Boston Scientific welcomes the UK’s National Institute for Health and Care Excellence (NICE) guidance on the use of implantable cardioverter defibrillators (ICDs) and cardiac resynchronisation therapy (CRT) for arrhythmias and heart failure. In the updated Technology Appraisal, people with ventricular arrhythmias are eligible for an ICD, which can help prevent cardiac arrest in those who have previously survived a life-threatening arrhythmia. In people with heart failure, CRT can improve life expectancy and quality of life. Boston Scientific looks forward to working with the UK’s National Health Service (NHS) to implement this guidance.

Nearly 75,000 people develop heart failure each year and a further one million people are affected by cardiac arrhythmia in the UK and with an ageing population the numbers are expected to rise. Heart failure constitutes one of the biggest hospitalisation costs facing the NHS in the UK with over 5% of emergency admissions and 2% of all NHS inpatient bed days.

“We are extremely pleased that the updated NICE guidance has now been published,” says Pierre Chauvineau, vice president, Rhythm Management Europe, Boston Scientific. “As patients live longer, we believe that increased device battery longevity is vital and can translate to fewer replacement procedures and a lower risk of complications. We believe that reducing re-intervention can also have an important impact on the UK health system, offering substantial savings to commissioners and increased efficiency for cardiac services able to treat more new patients at no additional costs. Boston Scientific ICDs and CRT-D devices have demonstrated unsurpassed longevity performance, which is backed by an industry leading warranty.”

NICE recommends ICDs as a treatment option for people with previous serious ventricular arrhythmia, people with familial cardiac conditions with a high risk of sudden death and people who have undergone surgery to repair congenital heart disease. Furthermore, NICE expands its recommendations on ICDs and CRT (CRT-P with pacing or CRT-D with pacing and defibrillation) for people with heart failure who have left ventricular dysfunction with an LVEF (left ventricular ejection fraction) of 35% or less.

“As clinicians, we are always looking to provide our patients with the most appropriate treatment specific to individual health care needs, and having a choice of devices is important. Now that we have the guidelines, we need to ensure they are put into practice so that patients eligible for ICD and CRT receive these devices, improving their standard of care,” comments Jay Wright, consultant cardiologist, Liverpool Heart and Chest Hospital, UK.
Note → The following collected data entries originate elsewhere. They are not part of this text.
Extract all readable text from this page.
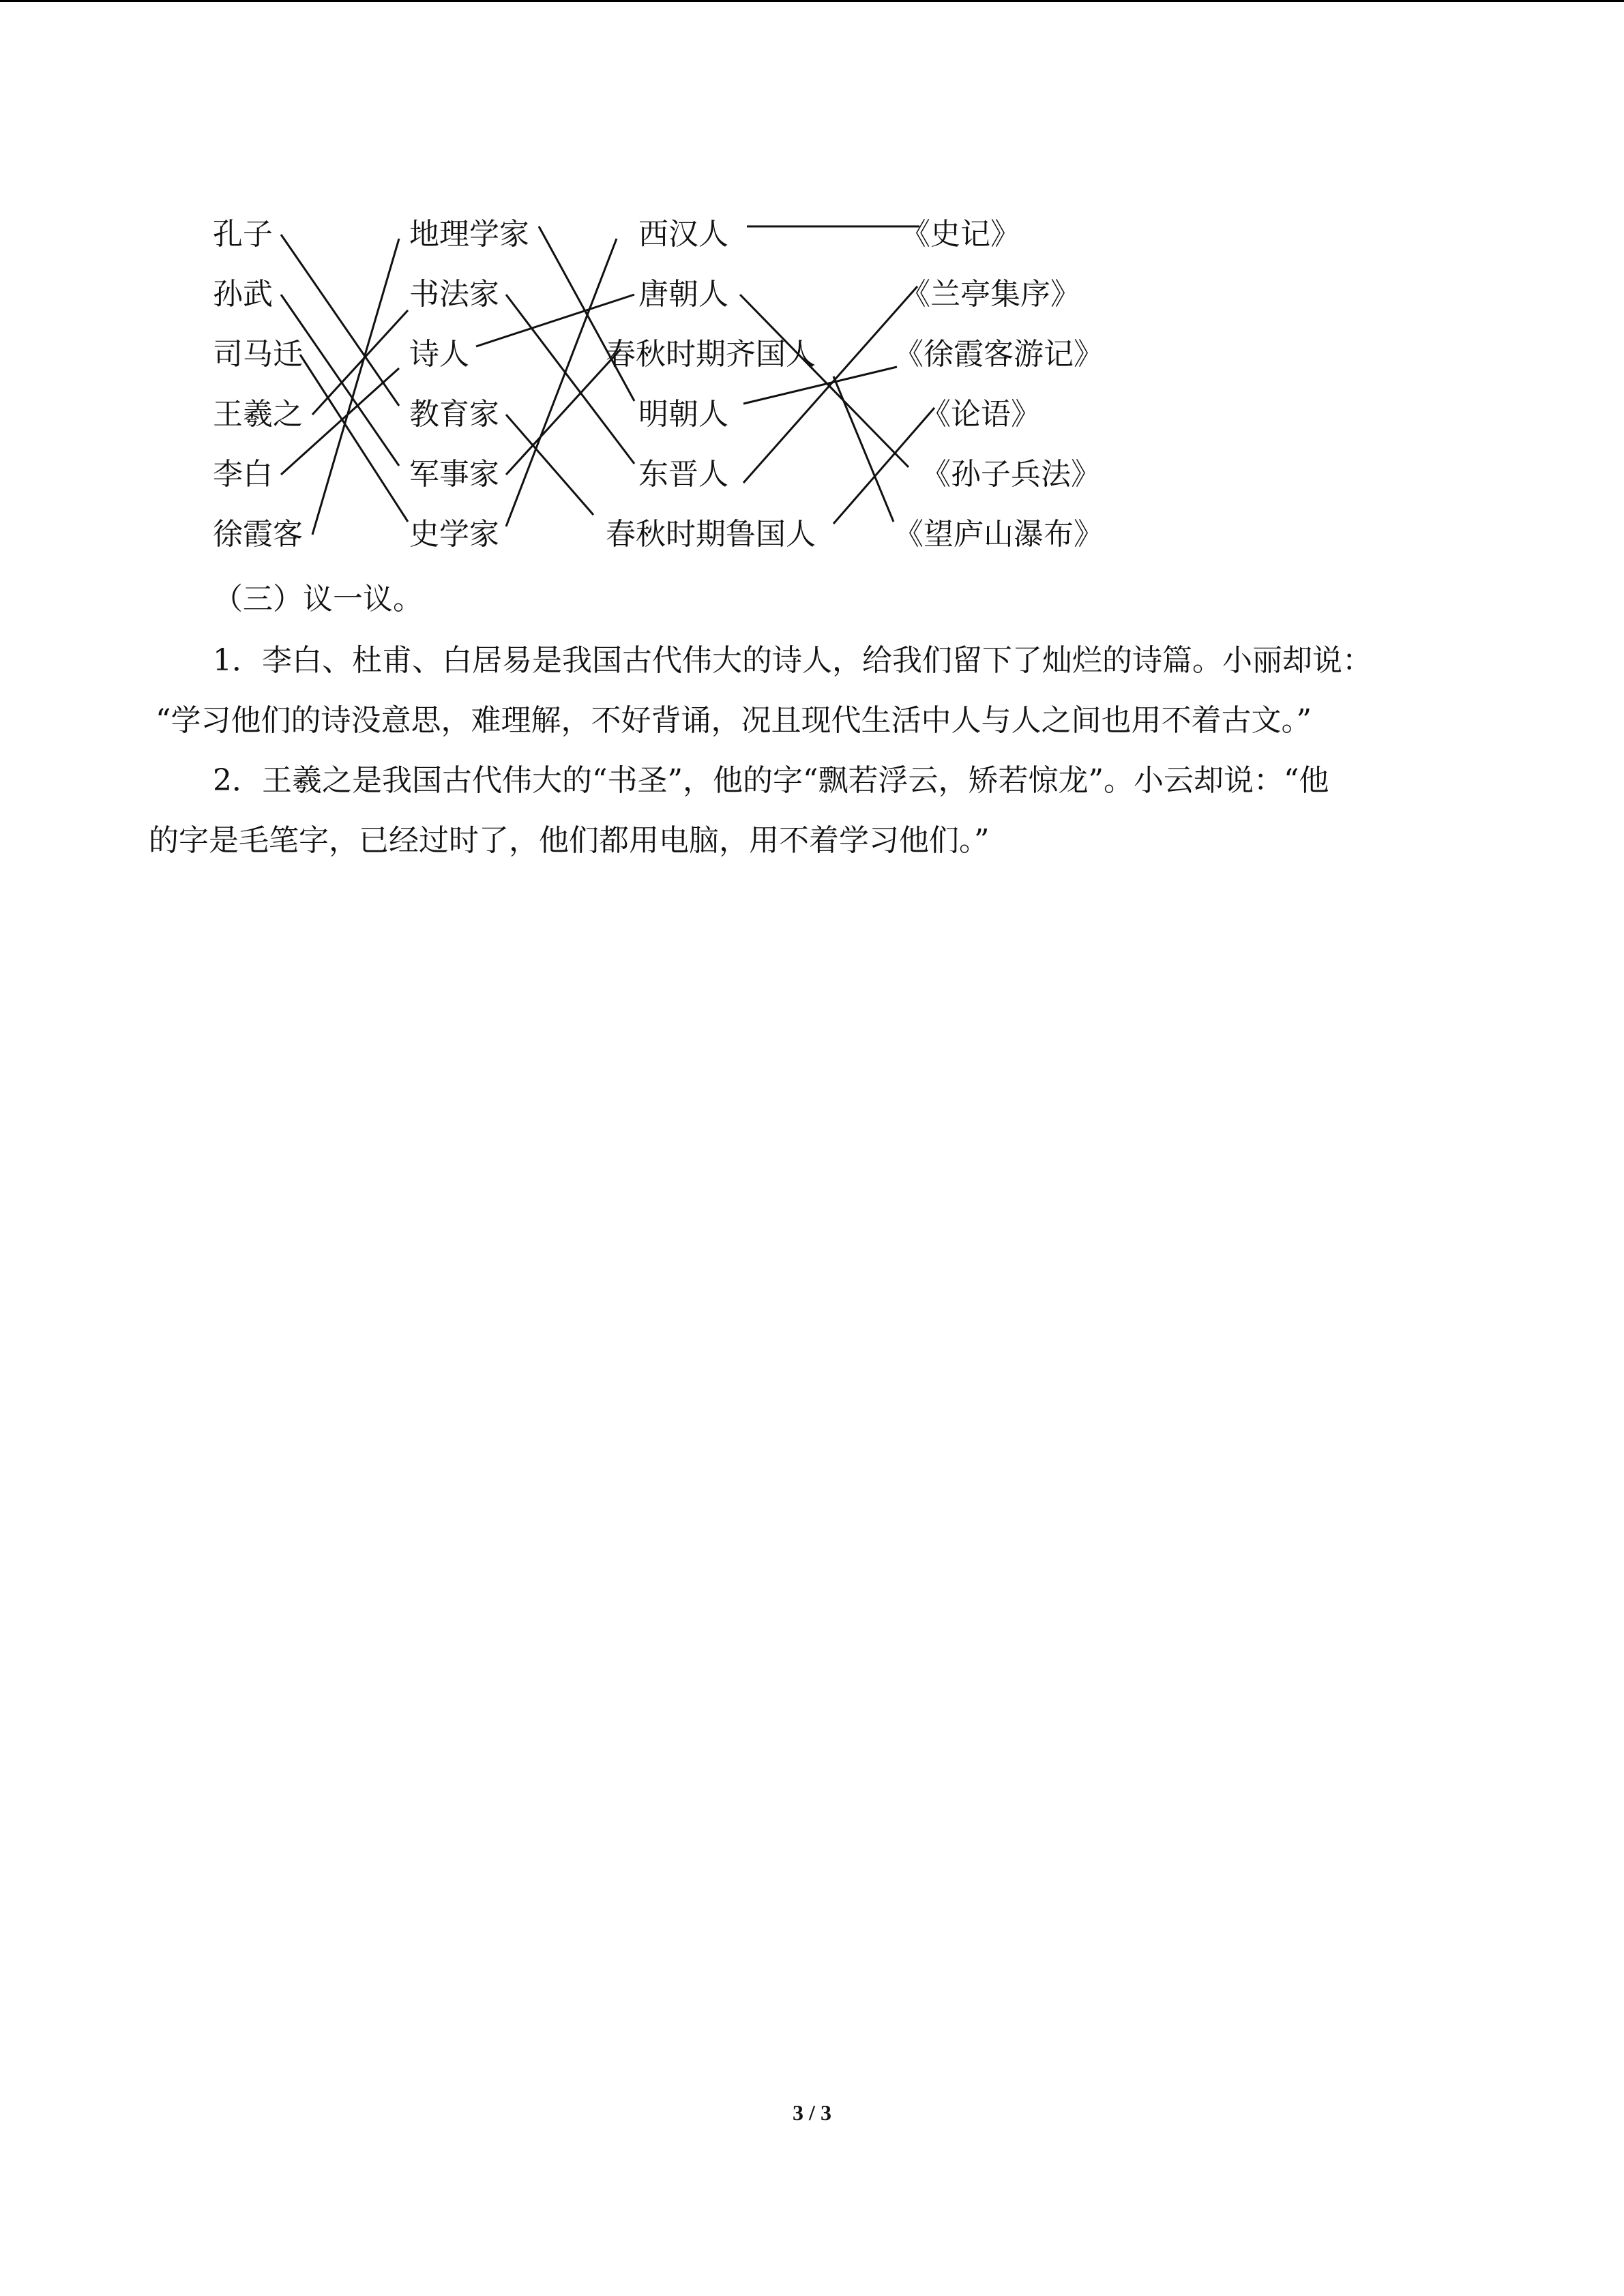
孔子
孙武
司马迁
王羲之
李白
徐霞客
地理学家
书法家
诗人
教育家
军事家
史学家
西汉人
唐朝人
春秋时期齐国人
明朝人
东晋人
春秋时期鲁国人
《史记》
《兰亭集序》
《徐霞客游记》
《论语》
《孙子兵法》
《望庐山瀑布》
（三）议一议。
1．李白、杜甫、白居易是我国古代伟大的诗人，给我们留下了灿烂的诗篇。小丽却说：
“学习他们的诗没意思，难理解，不好背诵，况且现代生活中人与人之间也用不着古文。”
2．王羲之是我国古代伟大的“书圣”，他的字“飘若浮云，矫若惊龙”。小云却说：“他
的字是毛笔字，已经过时了，他们都用电脑，用不着学习他们。”
3 / 3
This guidance has been long awaited by patient groups with arrhythmias and heart failure. The guidance is also welcomed by clinicians treating these patients, as the increased patient eligibility for ICD and CRT therapies will improve access and help better manage these serious and life threatening conditions. In 2013, 8,151 patients were implanted with their first device.

“The NICE announcement has been a long time coming from the last guidance issued in 2006-2007, and we are very pleased by the recommendations, as many more patients are indicated for device therapies. Arrhythmia and heart failure are both serious and life threatening conditions that can have a significant impact on patients and their families,” says Trudie Lobban MBE, founder and chief executive officer, Arrhythmia Alliance.